BRGM, kata Andi, membantu TNI AU dengan memberikan penyuluhan dan bimbingan terkait mangrove. BRGM juga memberikan akses untuk melatih ibu-ibu Angkatan Udara, PIA Ardha Garini, membuat makanan olahan seperti kerupuk dan keripik. Sementara TNI AU membantu dalam hal teknologi drone, untuk melihat perkembangan mangrove. “Kita juga membina masyarakat di sekitar Lanud,” kata dia.
Sekretaris Badan Restorasi Gambut dan Mangrove, Ayu Dewi Utari mengatakan upaya rehabilitasi mangrove yang dilakukan oleh BRGM dilakukan melalui strategi Memulihkan, Meningkatkan, dan Mempertahankan yang kemudian disebut dengan strategi 3M. Melalui strategi 3M, kegiatan rehabilitasi mangrove tidak hanya dilakukan melalui intervensi penanaman namun juga melalui intervensi pemberdayaan masyarakat, termasuk pada lokasi rehabilitasi mangrove yang akan dipertahankan.

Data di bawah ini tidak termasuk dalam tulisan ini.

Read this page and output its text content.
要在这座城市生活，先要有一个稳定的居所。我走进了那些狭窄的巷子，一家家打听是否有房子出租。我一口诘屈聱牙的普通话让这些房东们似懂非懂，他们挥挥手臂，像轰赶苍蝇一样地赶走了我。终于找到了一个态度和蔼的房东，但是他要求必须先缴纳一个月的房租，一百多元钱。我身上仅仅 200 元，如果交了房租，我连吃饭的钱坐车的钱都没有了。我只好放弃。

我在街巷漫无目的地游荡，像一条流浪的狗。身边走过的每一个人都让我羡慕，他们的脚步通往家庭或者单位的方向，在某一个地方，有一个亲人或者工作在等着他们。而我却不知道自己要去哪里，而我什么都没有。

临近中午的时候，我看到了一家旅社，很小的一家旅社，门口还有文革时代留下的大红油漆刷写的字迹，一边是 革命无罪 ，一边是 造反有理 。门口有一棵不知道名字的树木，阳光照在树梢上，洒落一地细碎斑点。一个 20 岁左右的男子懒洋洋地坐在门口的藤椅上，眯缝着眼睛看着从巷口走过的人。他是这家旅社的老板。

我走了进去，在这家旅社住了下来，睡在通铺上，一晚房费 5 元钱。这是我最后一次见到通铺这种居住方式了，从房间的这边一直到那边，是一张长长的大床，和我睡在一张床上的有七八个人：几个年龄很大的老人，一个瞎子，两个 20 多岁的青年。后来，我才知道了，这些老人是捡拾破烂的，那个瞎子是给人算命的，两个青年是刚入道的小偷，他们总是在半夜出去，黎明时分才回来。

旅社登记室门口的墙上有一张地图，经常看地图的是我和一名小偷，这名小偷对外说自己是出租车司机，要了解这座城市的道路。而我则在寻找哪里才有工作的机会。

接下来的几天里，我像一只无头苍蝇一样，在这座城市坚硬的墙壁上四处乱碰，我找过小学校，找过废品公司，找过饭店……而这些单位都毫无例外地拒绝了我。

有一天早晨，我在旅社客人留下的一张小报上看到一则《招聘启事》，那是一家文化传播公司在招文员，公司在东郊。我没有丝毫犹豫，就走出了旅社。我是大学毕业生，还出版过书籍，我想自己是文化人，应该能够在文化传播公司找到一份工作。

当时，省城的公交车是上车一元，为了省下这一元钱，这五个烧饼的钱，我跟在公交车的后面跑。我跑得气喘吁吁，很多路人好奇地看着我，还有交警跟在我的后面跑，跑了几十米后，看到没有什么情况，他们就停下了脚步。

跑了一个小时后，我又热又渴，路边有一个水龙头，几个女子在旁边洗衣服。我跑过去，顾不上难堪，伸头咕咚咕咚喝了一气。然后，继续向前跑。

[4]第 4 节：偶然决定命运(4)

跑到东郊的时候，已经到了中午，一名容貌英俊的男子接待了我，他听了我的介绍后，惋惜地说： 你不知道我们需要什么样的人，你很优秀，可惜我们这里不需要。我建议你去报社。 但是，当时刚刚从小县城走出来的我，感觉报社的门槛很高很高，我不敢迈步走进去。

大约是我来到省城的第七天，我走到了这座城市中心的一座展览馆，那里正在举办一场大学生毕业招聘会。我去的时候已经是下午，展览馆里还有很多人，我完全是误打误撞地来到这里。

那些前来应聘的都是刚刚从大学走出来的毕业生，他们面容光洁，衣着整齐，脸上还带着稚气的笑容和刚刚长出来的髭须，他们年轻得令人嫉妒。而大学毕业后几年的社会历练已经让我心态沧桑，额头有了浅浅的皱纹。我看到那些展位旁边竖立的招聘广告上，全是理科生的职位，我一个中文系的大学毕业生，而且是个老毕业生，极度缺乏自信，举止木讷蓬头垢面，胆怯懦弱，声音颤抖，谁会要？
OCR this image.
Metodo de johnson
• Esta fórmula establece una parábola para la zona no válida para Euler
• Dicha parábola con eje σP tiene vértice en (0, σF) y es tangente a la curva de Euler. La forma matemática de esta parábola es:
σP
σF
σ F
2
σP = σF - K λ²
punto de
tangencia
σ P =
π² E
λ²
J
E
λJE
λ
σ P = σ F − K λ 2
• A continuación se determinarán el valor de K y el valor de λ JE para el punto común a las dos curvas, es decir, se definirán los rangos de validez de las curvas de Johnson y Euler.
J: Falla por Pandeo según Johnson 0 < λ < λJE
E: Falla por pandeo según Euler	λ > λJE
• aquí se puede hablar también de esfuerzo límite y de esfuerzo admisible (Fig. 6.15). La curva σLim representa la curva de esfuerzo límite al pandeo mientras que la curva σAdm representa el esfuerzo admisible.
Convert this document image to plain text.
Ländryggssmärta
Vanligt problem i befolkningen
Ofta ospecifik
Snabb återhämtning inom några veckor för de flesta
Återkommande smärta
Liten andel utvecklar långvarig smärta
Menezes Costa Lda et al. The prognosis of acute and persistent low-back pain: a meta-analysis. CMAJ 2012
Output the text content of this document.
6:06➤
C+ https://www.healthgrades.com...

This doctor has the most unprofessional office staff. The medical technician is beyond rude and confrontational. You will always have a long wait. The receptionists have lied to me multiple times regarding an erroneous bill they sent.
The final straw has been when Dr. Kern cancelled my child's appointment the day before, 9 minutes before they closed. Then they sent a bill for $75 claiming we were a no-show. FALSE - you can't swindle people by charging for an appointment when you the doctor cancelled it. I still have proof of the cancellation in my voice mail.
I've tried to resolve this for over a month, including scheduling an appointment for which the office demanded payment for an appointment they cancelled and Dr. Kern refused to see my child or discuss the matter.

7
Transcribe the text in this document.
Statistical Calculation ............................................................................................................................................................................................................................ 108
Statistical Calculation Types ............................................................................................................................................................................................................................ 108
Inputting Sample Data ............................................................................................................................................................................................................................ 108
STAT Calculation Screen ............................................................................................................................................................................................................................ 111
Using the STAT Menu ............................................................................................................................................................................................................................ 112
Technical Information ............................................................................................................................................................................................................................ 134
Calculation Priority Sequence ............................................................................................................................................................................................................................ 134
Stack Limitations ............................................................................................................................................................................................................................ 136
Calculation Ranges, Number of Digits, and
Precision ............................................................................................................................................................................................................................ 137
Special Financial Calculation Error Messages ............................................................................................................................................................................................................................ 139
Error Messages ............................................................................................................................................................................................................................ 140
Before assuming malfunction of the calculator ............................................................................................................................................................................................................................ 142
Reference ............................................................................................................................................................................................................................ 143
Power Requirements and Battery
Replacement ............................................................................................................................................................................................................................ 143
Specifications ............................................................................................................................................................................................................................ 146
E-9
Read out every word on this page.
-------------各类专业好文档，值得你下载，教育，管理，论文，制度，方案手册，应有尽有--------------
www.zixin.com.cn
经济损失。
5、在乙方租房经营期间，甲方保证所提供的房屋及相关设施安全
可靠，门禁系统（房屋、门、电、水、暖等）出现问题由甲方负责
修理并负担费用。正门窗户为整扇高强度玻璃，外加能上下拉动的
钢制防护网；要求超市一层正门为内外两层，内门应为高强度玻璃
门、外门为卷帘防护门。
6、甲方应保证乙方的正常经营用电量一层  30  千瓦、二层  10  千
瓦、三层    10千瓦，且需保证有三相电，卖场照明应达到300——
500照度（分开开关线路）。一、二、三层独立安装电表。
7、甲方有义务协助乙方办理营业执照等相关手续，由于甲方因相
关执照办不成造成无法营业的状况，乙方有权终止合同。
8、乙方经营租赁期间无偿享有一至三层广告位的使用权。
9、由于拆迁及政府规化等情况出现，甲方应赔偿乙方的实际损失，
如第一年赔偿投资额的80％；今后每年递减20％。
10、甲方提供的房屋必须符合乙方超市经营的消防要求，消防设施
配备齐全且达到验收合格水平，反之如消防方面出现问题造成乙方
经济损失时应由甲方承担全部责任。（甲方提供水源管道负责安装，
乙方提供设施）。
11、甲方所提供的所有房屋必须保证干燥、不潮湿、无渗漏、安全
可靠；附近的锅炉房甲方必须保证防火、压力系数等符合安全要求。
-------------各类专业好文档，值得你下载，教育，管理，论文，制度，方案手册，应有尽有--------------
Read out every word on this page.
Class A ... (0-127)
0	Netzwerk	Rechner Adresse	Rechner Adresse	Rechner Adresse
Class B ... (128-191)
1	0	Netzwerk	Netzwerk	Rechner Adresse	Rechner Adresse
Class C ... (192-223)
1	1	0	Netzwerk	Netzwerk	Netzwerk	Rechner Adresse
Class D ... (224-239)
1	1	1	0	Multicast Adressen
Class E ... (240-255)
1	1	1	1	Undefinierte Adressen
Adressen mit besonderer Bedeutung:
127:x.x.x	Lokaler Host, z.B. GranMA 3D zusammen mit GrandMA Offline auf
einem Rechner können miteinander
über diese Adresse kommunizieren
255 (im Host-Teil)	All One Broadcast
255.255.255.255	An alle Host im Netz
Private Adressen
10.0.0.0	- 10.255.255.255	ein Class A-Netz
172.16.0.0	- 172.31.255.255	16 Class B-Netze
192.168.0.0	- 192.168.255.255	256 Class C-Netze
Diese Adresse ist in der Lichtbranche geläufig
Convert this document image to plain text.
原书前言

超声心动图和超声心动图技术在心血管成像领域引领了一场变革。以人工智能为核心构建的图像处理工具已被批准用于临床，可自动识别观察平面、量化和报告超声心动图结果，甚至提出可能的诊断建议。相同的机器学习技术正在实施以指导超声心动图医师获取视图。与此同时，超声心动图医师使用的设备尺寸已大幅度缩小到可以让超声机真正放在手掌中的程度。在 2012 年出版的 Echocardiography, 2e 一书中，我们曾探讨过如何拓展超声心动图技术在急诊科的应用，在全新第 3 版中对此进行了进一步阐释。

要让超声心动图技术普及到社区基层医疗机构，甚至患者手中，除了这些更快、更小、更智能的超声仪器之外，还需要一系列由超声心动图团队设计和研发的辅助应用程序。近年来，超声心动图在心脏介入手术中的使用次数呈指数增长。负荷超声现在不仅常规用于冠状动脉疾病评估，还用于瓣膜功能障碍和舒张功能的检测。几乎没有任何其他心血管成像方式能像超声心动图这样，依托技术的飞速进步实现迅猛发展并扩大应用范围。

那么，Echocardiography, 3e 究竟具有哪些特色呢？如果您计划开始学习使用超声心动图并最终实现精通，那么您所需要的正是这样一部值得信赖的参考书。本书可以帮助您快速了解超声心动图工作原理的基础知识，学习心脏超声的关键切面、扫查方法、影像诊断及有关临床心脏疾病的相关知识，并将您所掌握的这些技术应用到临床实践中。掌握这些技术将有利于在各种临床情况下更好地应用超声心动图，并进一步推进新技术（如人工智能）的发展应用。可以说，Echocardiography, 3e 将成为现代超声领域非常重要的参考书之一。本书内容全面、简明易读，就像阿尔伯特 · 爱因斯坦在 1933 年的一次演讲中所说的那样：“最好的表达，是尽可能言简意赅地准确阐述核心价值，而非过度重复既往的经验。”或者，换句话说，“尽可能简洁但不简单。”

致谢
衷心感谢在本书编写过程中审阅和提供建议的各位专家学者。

Sementara itu, bagi masyarakat yang memberdayakan mangrove dengan ekowisata, dirinya juga tidak mempermasalahkan. Karena menurutnya, meskipun mangrove masih tahap pemulihan, masih ada yang dapat mengelolanya untuk dijadikan ekowisata.
“Mangrove di Angke, Jakarta misalnya, sudah menjadi ekowisata. Untuk menanam mangrove di sana dikenakan Rp100 ribu, dan itu sudah menjadi tempat edukasi untuk anak-anak.”
Sementara terkait pengembangan ekonomi produktif masyarakat, BRGM memberikan hibah bantuan usaha produktif yang disebut juga dengan program Matching Grants. Program tersebut tidak hanya meliputi pemberian modal usaha dan pembentukan produk saja, tetapi juga diharapkan sampai ke pemasaran produk agar terbentuk rantai usaha yang bersinergis.
Sampai saat ini, kendala utama usaha kelompok ialah pemasaran. Termasuk bagi para pengusaha yang memanfaatkan produk ramah mangrove. “Kami bantu sosialisasikan mereka bahwa masih ada produk ramah mangrove yang bisa disebarkan ke masyarakat sehingga masyarakatpun merasakan manfaatnya,” ujar dia.
BRGM menggelar rangkaian acara “Mangrove for Future” pada Jumat-Sabtu, 26-27 Juli 2024 di Jakarta. Kegiatan itu untuk mewujudkan rehabilitasi mangrove yang bersinergi dan berkelanjutan.
“Mangrove for Future” berisikan dialog antar lembaga dan pendapat para ahli terkait pelaksanaan rehabilitasi mangrove yang ada di Indonesia. Pada kesempatan ini, para ahli dari berbagai sektor membahas isu hangat terkait rehabilitasi mangrove yang kini berjalan di Indonesia, serta memberikan masukan agar rehabilitasi mangrove berjalan secara optimal.
Para ahli itu di antaranya dari KLHK, KKP, ATR/BPN, IPB University, BRIN. Terdapat juga dari kalangan usaha yaitu PT Indika Energy Tbk, PT Pertamina Hulu Rokan, PT Inalum, Dompet Dhuafa, dan Global Affair Canada (GAC). Sedangkan dari masyarakat dan pelaku UMKM terdapat eFishery, Zie Batik Semarang, KTH Penghijauan Maju Bersama, Pokdakan Salo Sumbala Sejahtera, Kelompok Perempuan Tani Hutan Mangrove Kawasan Pesisir Papua Barat, Pemuda Perintis Perbaikan Ekosistem Mangrove Kalimantan Barat, Nelayan dan Aktivis Mangrove di Bangka Belitung. Terdapat juga sesi yang diisi oleh para jurnalis yang membahas terkait isu-isu lingkungan.